Когда-то, давным-давно, я наконец решилась выйти замуж, и было мне уже за тридцать пять. Я не торопилась, не хотела кидаться в омут с головой. Мечтала о настоящем, большом чувстве, как в старых добрых романах — о взаимности, тепле, поддержке. А до той поры мне и одной жилось довольно сносно.
У меня была хорошая должность, приличный доход, а за плечами — множество городов, где я побывала благодаря работе. В выходные гуляла с подругами — то в театре, то на пикниках, то в поездках за город. Всё шло своим чередом, пока родные не начали приставать: «Когда же замуж выйдешь?», «А нам когда внуков порадовать?», «Время-то идёт…».
Да и подруги, словно сговорившись, одна за другой стали обзаводиться семьями. Ещё недавно мы все грезили о свободе, а теперь они кашу варят да пелёнки стирают. А я осталась одна.
На службе ко мне уже давно присматривался коллега — Владимир. Вежливый, обходительный, с приятной внешностью, чуть постарше меня. Вот только никогда не был женат. И это настораживало. Мужчина под сорок, а всё холост — разве не странно?
Но Владимир уверял, что вовсе не избегал брака. Наоборот — мечтал о детях, о тёплом доме. Просто, мол, не встречал ту единственную.
Когда он в очередной раз пригласил меня в трактир, я подумала — а почему бы и нет? Всё сходится: и симпатия есть, и общение приятное, и человек надёжный. И я согласилась. А через несколько месяцев мы обвенчались.
Свадьба была скромной, но душевной. И сразу после неё я поняла, почему до меня никто не смог «приручить» Владимира.
Причина — его матушка.
А вернее — его слепая к ней привязанность. Этот, казалось бы, взрослый мужчина на поверку оказался типичным маменькиным сынком.

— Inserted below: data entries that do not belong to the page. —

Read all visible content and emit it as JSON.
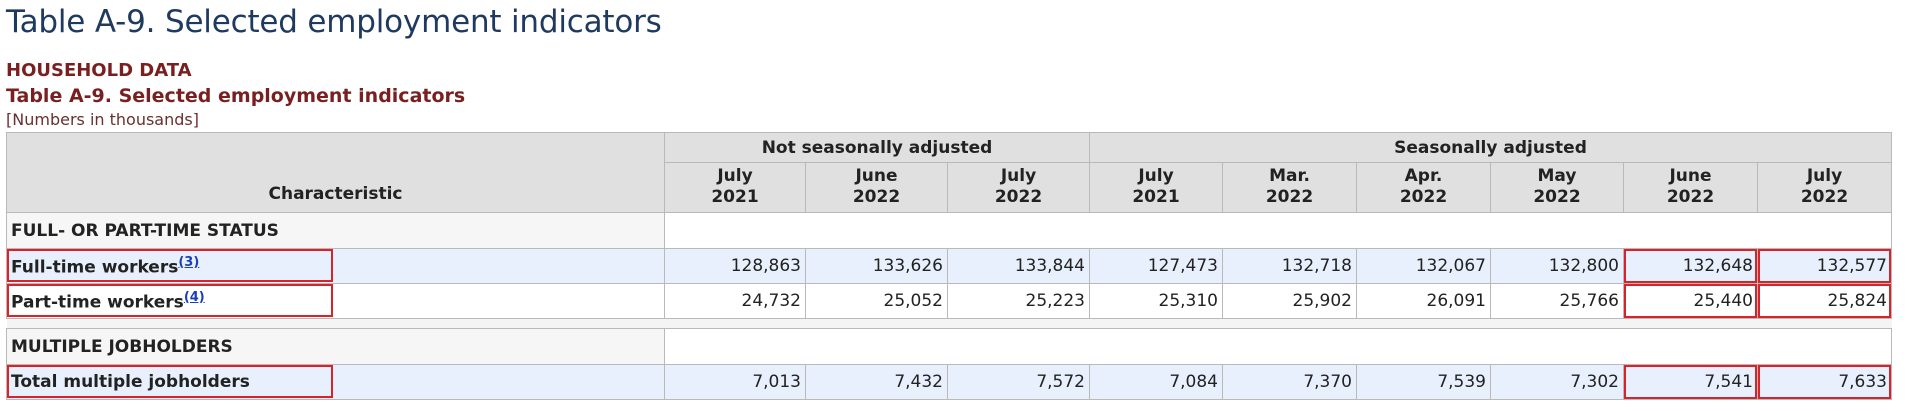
{
  "page": {
    "title": "Table A-9. Selected employment indicators",
    "section_label": "HOUSEHOLD DATA",
    "table_title": "Table A-9. Selected employment indicators",
    "note": "[Numbers in thousands]"
  },
  "table": {
    "characteristic_header": "Characteristic",
    "group_nsa": "Not seasonally adjusted",
    "group_sa": "Seasonally adjusted",
    "columns": [
      {
        "month": "July",
        "year": "2021"
      },
      {
        "month": "June",
        "year": "2022"
      },
      {
        "month": "July",
        "year": "2022"
      },
      {
        "month": "July",
        "year": "2021"
      },
      {
        "month": "Mar.",
        "year": "2022"
      },
      {
        "month": "Apr.",
        "year": "2022"
      },
      {
        "month": "May",
        "year": "2022"
      },
      {
        "month": "June",
        "year": "2022"
      },
      {
        "month": "July",
        "year": "2022"
      }
    ],
    "sections": [
      {
        "title": "FULL- OR PART-TIME STATUS",
        "rows": [
          {
            "label": "Full-time workers",
            "footnote": "(3)",
            "values": [
              "128,863",
              "133,626",
              "133,844",
              "127,473",
              "132,718",
              "132,067",
              "132,800",
              "132,648",
              "132,577"
            ]
          },
          {
            "label": "Part-time workers",
            "footnote": "(4)",
            "values": [
              "24,732",
              "25,052",
              "25,223",
              "25,310",
              "25,902",
              "26,091",
              "25,766",
              "25,440",
              "25,824"
            ]
          }
        ]
      },
      {
        "title": "MULTIPLE JOBHOLDERS",
        "rows": [
          {
            "label": "Total multiple jobholders",
            "footnote": "",
            "values": [
              "7,013",
              "7,432",
              "7,572",
              "7,084",
              "7,370",
              "7,539",
              "7,302",
              "7,541",
              "7,633"
            ]
          }
        ]
      }
    ]
  }
}
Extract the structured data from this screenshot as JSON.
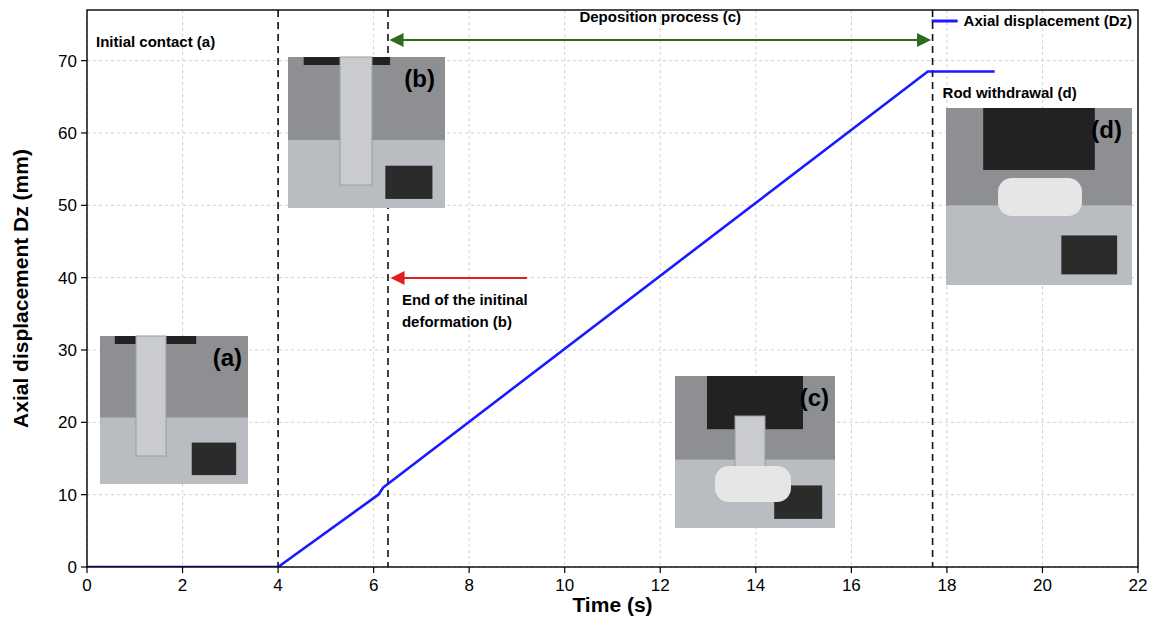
{
  "chart_data": {
    "type": "line",
    "x_label": "Time (s)",
    "y_label": "Axial displacement Dz (mm)",
    "x": [
      0,
      4,
      6.1,
      6.2,
      17.6,
      19
    ],
    "series": [
      {
        "name": "Axial displacement (Dz)",
        "color": "#1a1aff",
        "line_style": "solid",
        "values": [
          0,
          0,
          10,
          11,
          68.5,
          68.5
        ]
      }
    ],
    "xlim": [
      0,
      22
    ],
    "xticks": [
      0,
      2,
      4,
      6,
      8,
      10,
      12,
      14,
      16,
      18,
      20,
      22
    ],
    "ylim": [
      0,
      77
    ],
    "yticks": [
      0,
      10,
      20,
      30,
      40,
      50,
      60,
      70
    ],
    "grid": true,
    "legend": "top-right",
    "reference_lines": [
      4,
      6.3,
      17.7
    ],
    "annotations": [
      {
        "text": "Initial contact (a)"
      },
      {
        "text": "Deposition process (c)"
      },
      {
        "text": "End of the initinal deformation (b)"
      },
      {
        "text": "Rod withdrawal (d)"
      }
    ],
    "insets": [
      {
        "label": "(a)"
      },
      {
        "label": "(b)"
      },
      {
        "label": "(c)"
      },
      {
        "label": "(d)"
      }
    ]
  }
}
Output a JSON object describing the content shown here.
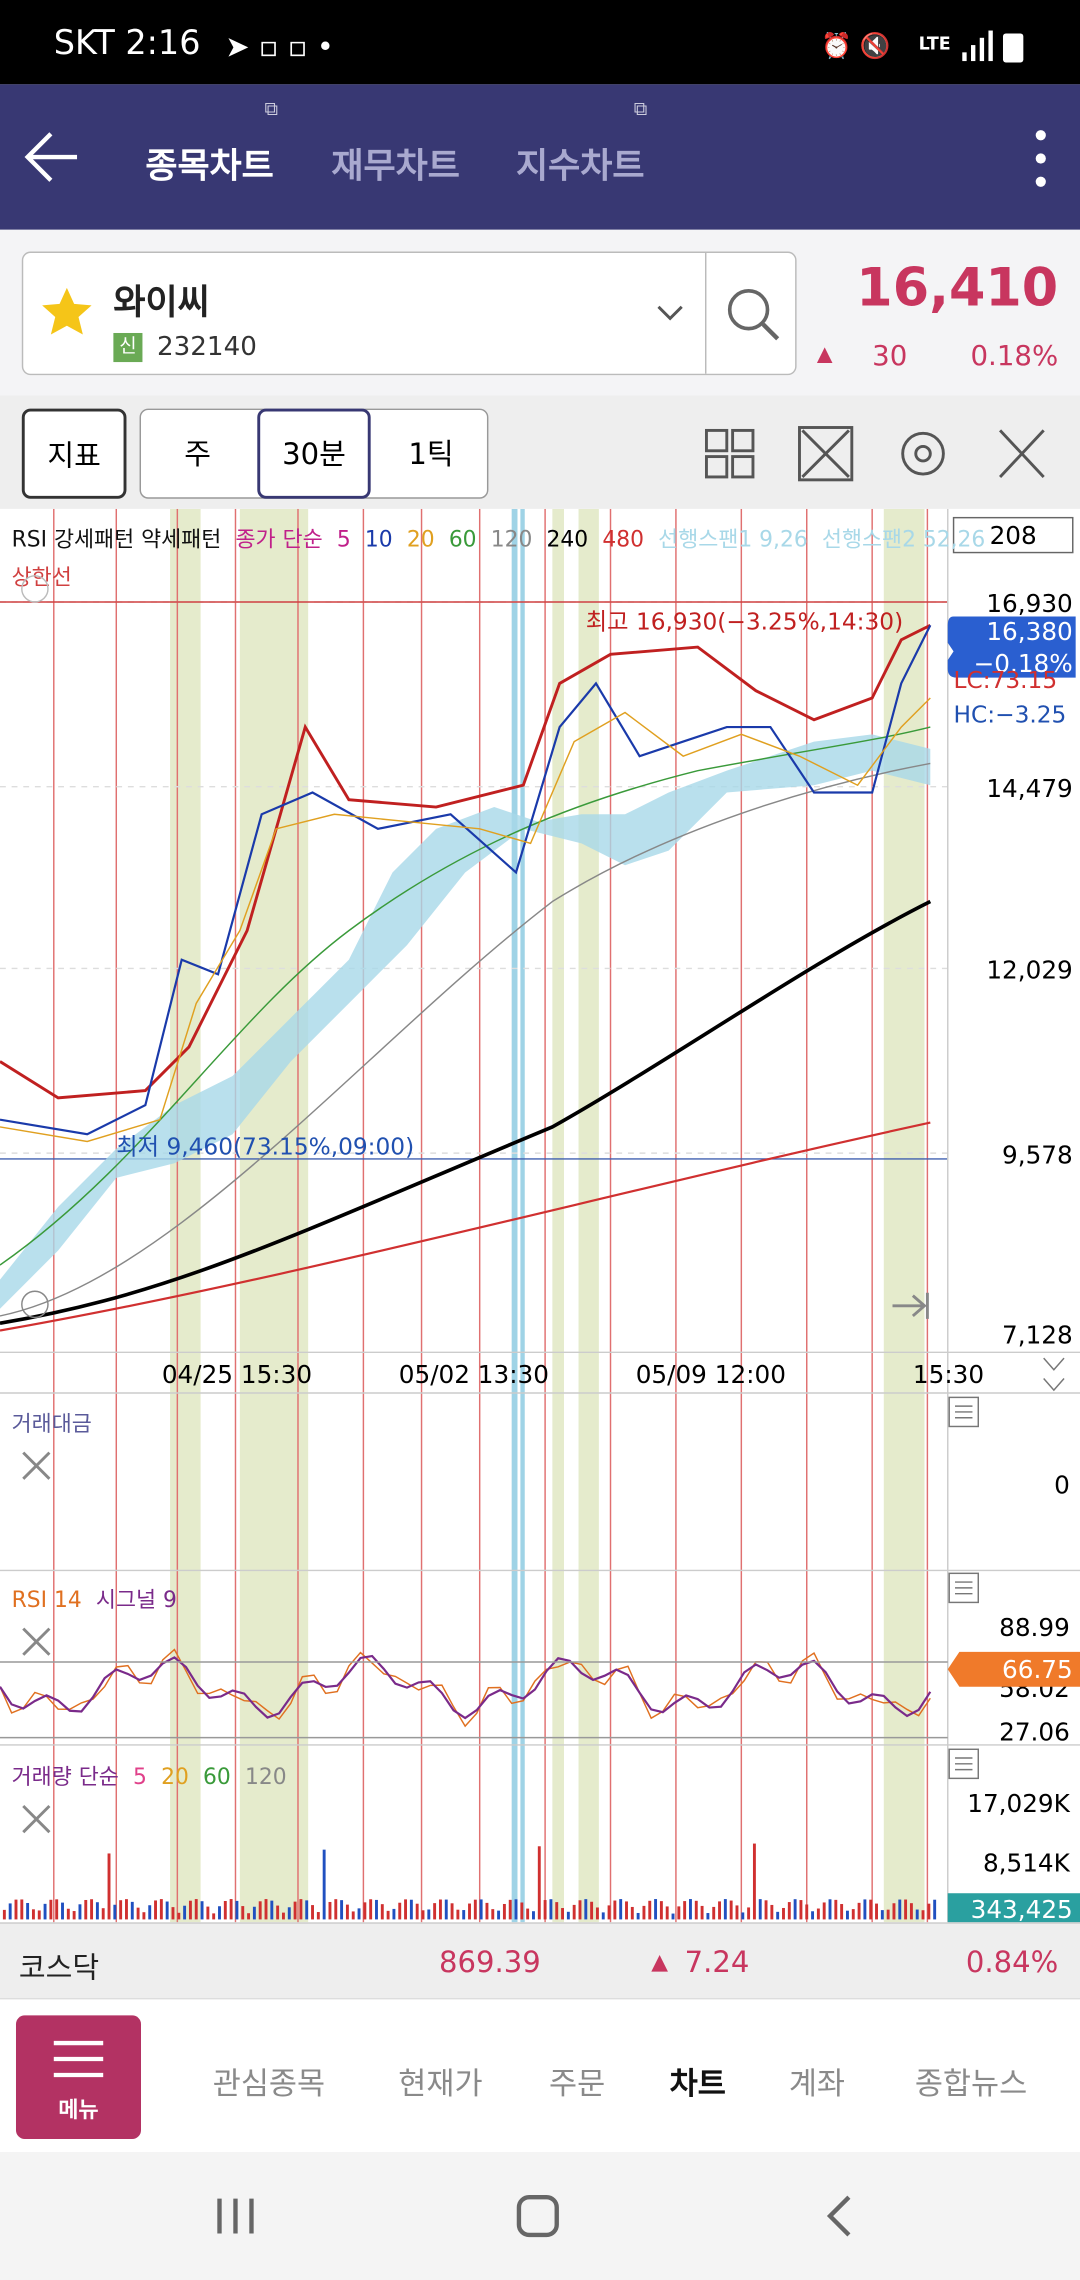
{
  "status_bar": {
    "carrier_time": "SKT 2:16",
    "network": "LTE"
  },
  "header": {
    "tabs": [
      "종목차트",
      "재무차트",
      "지수차트"
    ]
  },
  "stock": {
    "name": "와이씨",
    "market_badge": "신",
    "code": "232140",
    "price": "16,410",
    "change": "30",
    "change_pct": "0.18%"
  },
  "toolbar": {
    "indicator_button": "지표",
    "periods": [
      "주",
      "30분",
      "1틱"
    ]
  },
  "chart": {
    "legend": [
      "RSI 강세패턴 약세패턴",
      "종가 단순",
      "5",
      "10",
      "20",
      "60",
      "120",
      "240",
      "480",
      "선행스팬1 9,26",
      "선행스팬2 52,26"
    ],
    "count": "208",
    "limit_label": "상한선",
    "high_note": "최고 16,930(−3.25%,14:30)",
    "low_note": "최저 9,460(73.15%,09:00)",
    "price_axis": [
      "16,930",
      "14,479",
      "12,029",
      "9,578",
      "7,128"
    ],
    "current_price": "16,380",
    "current_change": "−0.18%",
    "lc": "LC:73.15",
    "hc": "HC:−3.25",
    "time_axis": [
      "04/25 15:30",
      "05/02 13:30",
      "05/09 12:00",
      "15:30"
    ]
  },
  "panels": [
    {
      "title": [
        "거래대금"
      ],
      "labels": [
        "0"
      ]
    },
    {
      "title": [
        "RSI 14",
        "시그널 9"
      ],
      "labels": [
        "88.99",
        "58.02",
        "27.06"
      ],
      "badge": "66.75"
    },
    {
      "title": [
        "거래량 단순",
        "5",
        "20",
        "60",
        "120"
      ],
      "labels": [
        "17,029K",
        "8,514K"
      ],
      "badge": "343,425"
    }
  ],
  "market_bar": {
    "name": "코스닥",
    "index": "869.39",
    "change": "7.24",
    "change_pct": "0.84%"
  },
  "bottom_nav": {
    "menu": "메뉴",
    "items": [
      "관심종목",
      "현재가",
      "주문",
      "차트",
      "계좌",
      "종합뉴스"
    ]
  }
}
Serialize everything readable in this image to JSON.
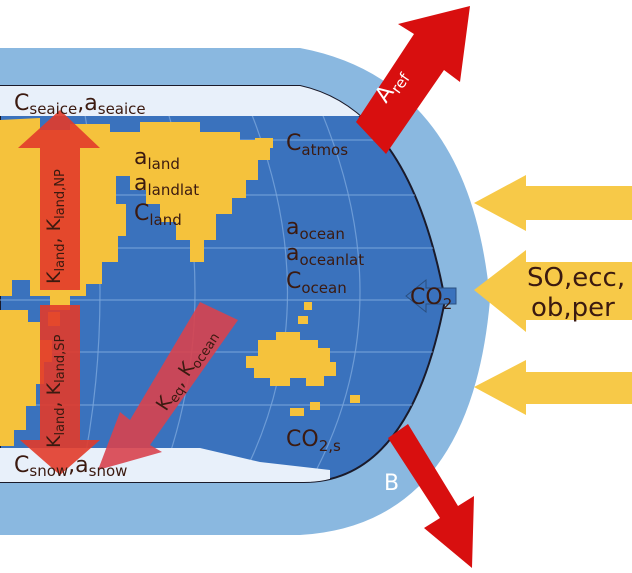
{
  "colors": {
    "atmosphere": "#8ab8e0",
    "ocean": "#3a72bd",
    "land": "#f5c23c",
    "ice": "#e8f0fa",
    "red_arrow": "#d80f0f",
    "yellow_arrow": "#f7c948",
    "label_text": "#3b1a10"
  },
  "labels": {
    "aref": {
      "base": "A",
      "sub": "ref"
    },
    "c_seaice": {
      "a": "C",
      "a_sub": "seaice",
      "sep": ",",
      "b": "a",
      "b_sub": "seaice"
    },
    "c_atmos": {
      "base": "C",
      "sub": "atmos"
    },
    "a_land": {
      "base": "a",
      "sub": "land"
    },
    "a_landlat": {
      "base": "a",
      "sub": "landlat"
    },
    "c_land": {
      "base": "C",
      "sub": "land"
    },
    "a_ocean": {
      "base": "a",
      "sub": "ocean"
    },
    "a_oceanlat": {
      "base": "a",
      "sub": "oceanlat"
    },
    "c_ocean": {
      "base": "C",
      "sub": "ocean"
    },
    "co2": {
      "base": "CO",
      "sub": "2"
    },
    "co2s": {
      "base": "CO",
      "sub": "2,s"
    },
    "k_land_np": {
      "a": "K",
      "a_sub": "land",
      "sep": ", ",
      "b": "K",
      "b_sub": "land,NP"
    },
    "k_land_sp": {
      "a": "K",
      "a_sub": "land",
      "sep": ", ",
      "b": "K",
      "b_sub": "land,SP"
    },
    "k_eq_ocean": {
      "a": "K",
      "a_sub": "eq",
      "sep": ", ",
      "b": "K",
      "b_sub": "ocean"
    },
    "c_snow": {
      "a": "C",
      "a_sub": "snow",
      "sep": ",",
      "b": "a",
      "b_sub": "snow"
    },
    "b": "B",
    "forcing_line1": "SO,ecc,",
    "forcing_line2": "ob,per"
  }
}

Сначала мы жили в её квартире в самом сердце Москвы. И она, мягко говоря, не давала нам жизни. Без её одобрения не решалось ничего — ни цвет скатерти, ни блюдо на ужин. Каждый шаг — под присмотром. А Володя? Он покорялся. Он слушался. Боялся её расстроить даже взглядом.
Когда я пыталась завести разговор о своём жилье, он отмалчивался, переводил тему. Лишь после долгих уговоров мы взяли ссуду и переехали в новую квартиру.
Но увы — расстояние не принесло свободы.
Владимир продолжал жить по указке матери. По воскресеньям — к ней на пироги. Каждое его действие сопровождалось вопросом: «Матушка, как ты думаешь?..» Даже гвоздь в стену не вбивал, пока она не одобрит. Даже цветы мне дарил лишь тогда, когда она напоминала, что жену надо баловать.
Сначала я закрывала на это глаза. Особенно когда наши дети были маленькими, и я временно оставила службу. Он ведь старался, зарабатывал, а мать для него — святое.
Но шли годы. Я вернулась к работе, к своим делам. И всё чаще ловила себя на мысли, что мне тяжело рядом с человеком, который не может шагу ступить без материнского благословения.
Уставала не от труда, а от этих бесконечных: «матушка велела», «матушка советует», «матушка не одобряет…». Она стала лишней в нашем союзе.
Я снова обрела независимость. Могла сама содержать себя и детей. И всё яснее понимала — Владимир не муж. Он словно ещё один ребёнок. Только не милый малыш, а упрямый, незрелый взрослый, приросший к материнской юбке.
И теперь передо мной выбор. Держаться за семью ради детей, делать вид, что всё хорошо? Или сохранить покой в душе и уйти?
Подруги, кто бывал в таком положении — подскажите. Что выбрали вы? Стоит ли бороться за брак, если сердце супруга давно принадлежит другой женщине — пусть даже родительнице?